In the framework of the Geo:N project SECURE (Sustainable dEployment and Conservation of Underground Reservoirs and Environment) we developed a Python software toolbox to model the rate and distribution of seismicity induced by anthropogenic stress changes at various production sites (gas production, hydrofracturing, gas storage). This toolbox tests different frictional behavior of the underground (linear or rate-and-state stressing rate dependent, critically or subcritically prestressed faults) and takes into account the uncertainties of the production site parameters. The knowledge on the location and orientation of pre-existing faults can be considered as well. Model parameters are estimated by fitting the model to recorded historical seismicity using a maximum likelihood approach. We discuss applications at conventional gas fields, hydraulic fracturing experiments and an aquifer gas storage site, covering a wide range of spatial and temporal scales of induced seismicity in different settings and for different production schemes. This enables to investigate the underlying physical processes by the comparison of the different models. Additionally, the model parameters are linked to frictional material properties and the best performing model can be used to forecast the seismicity rates in space and time with their uncertainties according to the production plans.

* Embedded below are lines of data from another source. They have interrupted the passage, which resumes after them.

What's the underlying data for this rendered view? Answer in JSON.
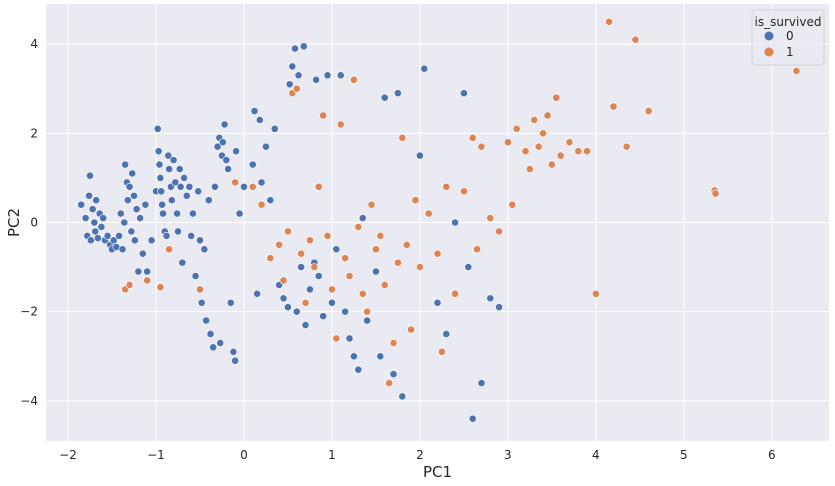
{
  "chart_data": {
    "type": "scatter",
    "title": "",
    "xlabel": "PC1",
    "ylabel": "PC2",
    "xlim": [
      -2.25,
      6.65
    ],
    "ylim": [
      -4.9,
      4.9
    ],
    "xticks": [
      -2,
      -1,
      0,
      1,
      2,
      3,
      4,
      5,
      6
    ],
    "yticks": [
      -4,
      -2,
      0,
      2,
      4
    ],
    "grid": true,
    "legend": {
      "title": "is_survived",
      "placement": "top-right"
    },
    "series": [
      {
        "name": "0",
        "color": "#4c72b0",
        "points": [
          [
            -1.85,
            0.4
          ],
          [
            -1.8,
            0.1
          ],
          [
            -1.78,
            -0.3
          ],
          [
            -1.76,
            0.6
          ],
          [
            -1.75,
            1.05
          ],
          [
            -1.74,
            -0.4
          ],
          [
            -1.72,
            0.3
          ],
          [
            -1.7,
            0.0
          ],
          [
            -1.69,
            -0.2
          ],
          [
            -1.68,
            0.5
          ],
          [
            -1.66,
            -0.35
          ],
          [
            -1.64,
            0.2
          ],
          [
            -1.62,
            -0.1
          ],
          [
            -1.6,
            0.1
          ],
          [
            -1.58,
            -0.4
          ],
          [
            -1.55,
            -0.3
          ],
          [
            -1.52,
            -0.5
          ],
          [
            -1.5,
            -0.6
          ],
          [
            -1.48,
            -0.4
          ],
          [
            -1.45,
            -0.55
          ],
          [
            -1.42,
            -0.3
          ],
          [
            -1.4,
            0.2
          ],
          [
            -1.38,
            -0.6
          ],
          [
            -1.36,
            0.0
          ],
          [
            -1.35,
            1.3
          ],
          [
            -1.33,
            0.9
          ],
          [
            -1.32,
            0.5
          ],
          [
            -1.3,
            0.8
          ],
          [
            -1.28,
            -0.2
          ],
          [
            -1.27,
            1.1
          ],
          [
            -1.25,
            0.6
          ],
          [
            -1.24,
            -0.4
          ],
          [
            -1.22,
            0.3
          ],
          [
            -1.2,
            -1.1
          ],
          [
            -1.18,
            0.1
          ],
          [
            -1.15,
            -0.7
          ],
          [
            -1.12,
            0.4
          ],
          [
            -1.1,
            -1.1
          ],
          [
            -1.05,
            -0.4
          ],
          [
            -1.0,
            0.7
          ],
          [
            -0.98,
            2.1
          ],
          [
            -0.97,
            1.6
          ],
          [
            -0.96,
            1.3
          ],
          [
            -0.95,
            1.0
          ],
          [
            -0.94,
            0.7
          ],
          [
            -0.93,
            0.4
          ],
          [
            -0.92,
            0.2
          ],
          [
            -0.9,
            -0.2
          ],
          [
            -0.88,
            -0.3
          ],
          [
            -0.86,
            1.5
          ],
          [
            -0.85,
            1.2
          ],
          [
            -0.83,
            0.8
          ],
          [
            -0.82,
            0.5
          ],
          [
            -0.8,
            1.4
          ],
          [
            -0.78,
            0.9
          ],
          [
            -0.76,
            0.2
          ],
          [
            -0.75,
            -0.2
          ],
          [
            -0.73,
            1.2
          ],
          [
            -0.72,
            0.8
          ],
          [
            -0.7,
            -0.9
          ],
          [
            -0.68,
            1.0
          ],
          [
            -0.65,
            0.6
          ],
          [
            -0.62,
            0.8
          ],
          [
            -0.6,
            -0.3
          ],
          [
            -0.58,
            0.2
          ],
          [
            -0.55,
            -1.2
          ],
          [
            -0.52,
            0.7
          ],
          [
            -0.5,
            -0.4
          ],
          [
            -0.48,
            -1.8
          ],
          [
            -0.45,
            -0.6
          ],
          [
            -0.43,
            -2.2
          ],
          [
            -0.4,
            0.5
          ],
          [
            -0.38,
            -2.5
          ],
          [
            -0.35,
            -2.8
          ],
          [
            -0.33,
            0.8
          ],
          [
            -0.3,
            1.7
          ],
          [
            -0.28,
            1.9
          ],
          [
            -0.27,
            -2.7
          ],
          [
            -0.25,
            1.5
          ],
          [
            -0.24,
            1.8
          ],
          [
            -0.22,
            2.2
          ],
          [
            -0.2,
            1.4
          ],
          [
            -0.18,
            1.2
          ],
          [
            -0.15,
            -1.8
          ],
          [
            -0.12,
            -2.9
          ],
          [
            -0.1,
            -3.1
          ],
          [
            -0.09,
            1.6
          ],
          [
            -0.05,
            0.2
          ],
          [
            0.0,
            0.8
          ],
          [
            0.1,
            1.3
          ],
          [
            0.12,
            2.5
          ],
          [
            0.15,
            -1.6
          ],
          [
            0.18,
            2.3
          ],
          [
            0.2,
            0.9
          ],
          [
            0.25,
            1.7
          ],
          [
            0.3,
            0.5
          ],
          [
            0.35,
            2.1
          ],
          [
            0.4,
            -1.4
          ],
          [
            0.45,
            -1.7
          ],
          [
            0.5,
            -1.9
          ],
          [
            0.52,
            3.1
          ],
          [
            0.55,
            3.5
          ],
          [
            0.58,
            3.9
          ],
          [
            0.6,
            -2.0
          ],
          [
            0.62,
            3.3
          ],
          [
            0.65,
            -1.0
          ],
          [
            0.68,
            3.95
          ],
          [
            0.7,
            -2.3
          ],
          [
            0.75,
            -1.5
          ],
          [
            0.8,
            -0.9
          ],
          [
            0.82,
            3.2
          ],
          [
            0.85,
            -1.2
          ],
          [
            0.9,
            -2.1
          ],
          [
            0.95,
            3.3
          ],
          [
            1.0,
            -1.8
          ],
          [
            1.05,
            -0.6
          ],
          [
            1.1,
            3.3
          ],
          [
            1.15,
            -2.0
          ],
          [
            1.2,
            -2.6
          ],
          [
            1.25,
            -3.0
          ],
          [
            1.3,
            -3.3
          ],
          [
            1.35,
            0.1
          ],
          [
            1.4,
            -2.2
          ],
          [
            1.5,
            -1.1
          ],
          [
            1.55,
            -3.0
          ],
          [
            1.6,
            2.8
          ],
          [
            1.7,
            -3.4
          ],
          [
            1.75,
            2.9
          ],
          [
            1.8,
            -3.9
          ],
          [
            2.0,
            1.5
          ],
          [
            2.05,
            3.45
          ],
          [
            2.2,
            -1.8
          ],
          [
            2.3,
            -2.5
          ],
          [
            2.4,
            0.0
          ],
          [
            2.5,
            2.9
          ],
          [
            2.55,
            -1.0
          ],
          [
            2.6,
            -4.4
          ],
          [
            2.7,
            -3.6
          ],
          [
            2.8,
            -1.7
          ],
          [
            2.9,
            -1.9
          ]
        ]
      },
      {
        "name": "1",
        "color": "#dd8452",
        "points": [
          [
            -1.35,
            -1.5
          ],
          [
            -1.3,
            -1.4
          ],
          [
            -1.1,
            -1.3
          ],
          [
            -0.95,
            -1.45
          ],
          [
            -0.85,
            -0.6
          ],
          [
            -0.5,
            -1.5
          ],
          [
            -0.1,
            0.9
          ],
          [
            0.1,
            0.8
          ],
          [
            0.2,
            0.4
          ],
          [
            0.3,
            -0.8
          ],
          [
            0.4,
            -0.5
          ],
          [
            0.45,
            -1.3
          ],
          [
            0.5,
            -0.2
          ],
          [
            0.55,
            2.9
          ],
          [
            0.6,
            3.0
          ],
          [
            0.65,
            -0.7
          ],
          [
            0.7,
            -1.8
          ],
          [
            0.75,
            -0.4
          ],
          [
            0.8,
            -1.0
          ],
          [
            0.85,
            0.8
          ],
          [
            0.9,
            2.4
          ],
          [
            0.95,
            -0.3
          ],
          [
            1.0,
            -1.5
          ],
          [
            1.05,
            -2.6
          ],
          [
            1.1,
            2.2
          ],
          [
            1.15,
            -0.8
          ],
          [
            1.2,
            -1.2
          ],
          [
            1.25,
            3.2
          ],
          [
            1.3,
            -0.1
          ],
          [
            1.35,
            -1.6
          ],
          [
            1.4,
            -2.0
          ],
          [
            1.45,
            0.4
          ],
          [
            1.5,
            -0.6
          ],
          [
            1.55,
            -0.3
          ],
          [
            1.6,
            -1.4
          ],
          [
            1.65,
            -3.6
          ],
          [
            1.7,
            -2.7
          ],
          [
            1.75,
            -0.9
          ],
          [
            1.8,
            1.9
          ],
          [
            1.85,
            -0.5
          ],
          [
            1.9,
            -2.4
          ],
          [
            1.95,
            0.5
          ],
          [
            2.0,
            -1.0
          ],
          [
            2.1,
            0.2
          ],
          [
            2.2,
            -0.7
          ],
          [
            2.25,
            -2.9
          ],
          [
            2.3,
            0.8
          ],
          [
            2.4,
            -1.6
          ],
          [
            2.5,
            0.7
          ],
          [
            2.6,
            1.9
          ],
          [
            2.65,
            -0.6
          ],
          [
            2.7,
            1.7
          ],
          [
            2.8,
            0.1
          ],
          [
            2.9,
            -0.2
          ],
          [
            3.0,
            1.8
          ],
          [
            3.05,
            0.4
          ],
          [
            3.1,
            2.1
          ],
          [
            3.2,
            1.6
          ],
          [
            3.25,
            1.2
          ],
          [
            3.3,
            2.3
          ],
          [
            3.35,
            1.7
          ],
          [
            3.4,
            2.0
          ],
          [
            3.45,
            2.4
          ],
          [
            3.5,
            1.3
          ],
          [
            3.55,
            2.8
          ],
          [
            3.6,
            1.5
          ],
          [
            3.7,
            1.8
          ],
          [
            3.8,
            1.6
          ],
          [
            3.9,
            1.6
          ],
          [
            4.0,
            -1.6
          ],
          [
            4.15,
            4.5
          ],
          [
            4.2,
            2.6
          ],
          [
            4.35,
            1.7
          ],
          [
            4.45,
            4.1
          ],
          [
            4.6,
            2.5
          ],
          [
            5.35,
            0.72
          ],
          [
            5.36,
            0.65
          ],
          [
            6.28,
            3.4
          ]
        ]
      }
    ]
  }
}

Induced seismicity at gas fields in the Northern Netherlands and in Germany have similar tectonic settings but very different extents, depths and production histories. The data set of two sites are compared which both show a large delay of the first recorded seismicity after the start of production. Using our model we can reproduce the long delay for both sites. Thanks to the long and detailed data set we successfully reproduce the spatiotemporal pattern of the seismicity of one site, whereas the limited number of seismic events result in large uncertainties for the other site. In the comparative testing of the models the critically prestressed rate-and-state model performs best. This means that the complete stressing history influences the resulting seismicity. We also applied the model to a hydraulic fracturing experiment in granite comparing data sets for different fracturing methods and different phases of a stimulation experiment. Hundreds of microearthquakes are localized in a volume of roughly 15x15m with increasing number of events for later refraction stages indicating the growth of rock fracturing. A third application is run for a gas storage in an aquifer layer, which is loaded by injection and production operations. Here the proportion of the tectonic versus the anthropogenic induced seismicity is investigated analyzing the varying number of small local earthquakes in the region.